RootSpline3 <- function (f, y0 = 0, verbose = TRUE) {
## extract piecewise construction info
info <- environment(f)$z
n_pieces <- info$n - 1L
x <- info$x; y <- info$y
b <- info$b; c <- info$c; d <- info$d
## list of roots on each piece
xr <- vector("list", n_pieces)
## loop through pieces
i <- 1L
while (i <= n_pieces) {
## complex roots
croots <- polyroot(c(y[i] - y0, b[i], c[i], d[i]))
## real roots (be careful when testing 0 for floating point numbers)
rroots <- Re(croots)[round(Im(croots), 10) == 0]
## the parametrization is for (x - x[i]), so need to shift the roots
rroots <- rroots + x[i]
## real roots in (x[i], x[i + 1])
xr[[i]] <- rroots[(rroots >= x[i]) & (rroots <= x[i + 1])]
## next piece
i <- i + 1L
}
## collapse list to atomic vector
xr <- unlist(xr)
## make a plot?
if (verbose) {
curve(f, from = x[1], to = x[n_pieces + 1], xlab = "x", ylab = "f(x)")
abline(h = y0, lty = 2)
points(xr, rep.int(y0, length(xr)))
}
## return roots
xr
}
它分段使用polyroot,首先在 complex 字段中找到所有根,然后在分段间隔中仅保留 real 的根.这是有效的,因为三次插值样条只是许多分段三次多项式.我在如何在R中保存和加载样条插值函数的答案?显示了如何获取分段多项式系数,因此使用polyroot简单明了.
It uses polyroot piecewise, first finding all roots on complex field, then retaining only real ones on the piecewise interval.
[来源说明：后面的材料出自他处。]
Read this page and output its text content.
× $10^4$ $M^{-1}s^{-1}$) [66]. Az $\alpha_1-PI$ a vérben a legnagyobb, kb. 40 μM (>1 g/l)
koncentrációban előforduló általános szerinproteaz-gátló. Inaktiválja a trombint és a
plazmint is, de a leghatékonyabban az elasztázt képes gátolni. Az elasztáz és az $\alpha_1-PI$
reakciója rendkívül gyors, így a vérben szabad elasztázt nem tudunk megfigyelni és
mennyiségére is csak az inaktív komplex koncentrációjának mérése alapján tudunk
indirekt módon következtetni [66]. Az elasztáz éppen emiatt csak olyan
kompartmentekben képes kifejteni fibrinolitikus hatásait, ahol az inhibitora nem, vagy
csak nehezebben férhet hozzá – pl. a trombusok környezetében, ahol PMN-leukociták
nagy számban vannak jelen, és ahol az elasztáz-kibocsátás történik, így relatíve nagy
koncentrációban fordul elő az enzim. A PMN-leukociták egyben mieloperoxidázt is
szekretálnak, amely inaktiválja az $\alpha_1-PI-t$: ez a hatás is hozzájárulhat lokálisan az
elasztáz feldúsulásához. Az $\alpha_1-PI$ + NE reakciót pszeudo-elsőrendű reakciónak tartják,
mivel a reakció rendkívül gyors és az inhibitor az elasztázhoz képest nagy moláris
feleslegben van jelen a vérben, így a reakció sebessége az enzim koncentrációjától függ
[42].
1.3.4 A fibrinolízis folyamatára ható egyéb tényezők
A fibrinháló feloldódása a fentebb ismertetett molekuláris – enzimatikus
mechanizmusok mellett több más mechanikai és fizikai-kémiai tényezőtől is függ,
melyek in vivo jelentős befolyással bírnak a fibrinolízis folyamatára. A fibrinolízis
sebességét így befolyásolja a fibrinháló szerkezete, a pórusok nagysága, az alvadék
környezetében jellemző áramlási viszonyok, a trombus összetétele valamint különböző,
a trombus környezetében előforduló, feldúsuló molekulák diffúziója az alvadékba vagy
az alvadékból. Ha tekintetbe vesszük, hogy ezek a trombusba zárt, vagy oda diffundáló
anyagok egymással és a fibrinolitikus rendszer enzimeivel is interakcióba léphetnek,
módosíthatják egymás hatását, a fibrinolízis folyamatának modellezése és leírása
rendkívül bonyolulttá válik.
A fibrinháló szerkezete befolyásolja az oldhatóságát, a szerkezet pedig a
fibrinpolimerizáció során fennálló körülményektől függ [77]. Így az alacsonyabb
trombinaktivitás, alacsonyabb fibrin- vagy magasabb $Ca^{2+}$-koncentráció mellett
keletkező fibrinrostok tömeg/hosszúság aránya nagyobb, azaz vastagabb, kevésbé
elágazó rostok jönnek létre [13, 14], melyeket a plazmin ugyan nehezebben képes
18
This works because a cubic interpolation spline is just a number of piecewise cubic polynomials. My answer at How to save and load spline interpolation functions in R? has shown how to obtain piecewise polynomial coefficients, so using polyroot is straightforward.
使用问题中的示例数据,RootSpline1和RootSpline3都可以正确识别所有根.
Using the example data in the question, both RootSpline1 and RootSpline3 correctly identify all roots.
par(mfrow = c(1, 2))
RootSpline1(x, y, 2.85)
#[1] 3.495375 6.606465
RootSpline3(f3, 2.85)
#[1] 3.924512 6.435812 9.207171 9.886640
这篇关于在给定y值的情况下获得x值:线性/非线性插值函数的一般根查找的文章就介绍到这了,希望我们推荐的答案对大家有所帮助,也希望大家多多支持!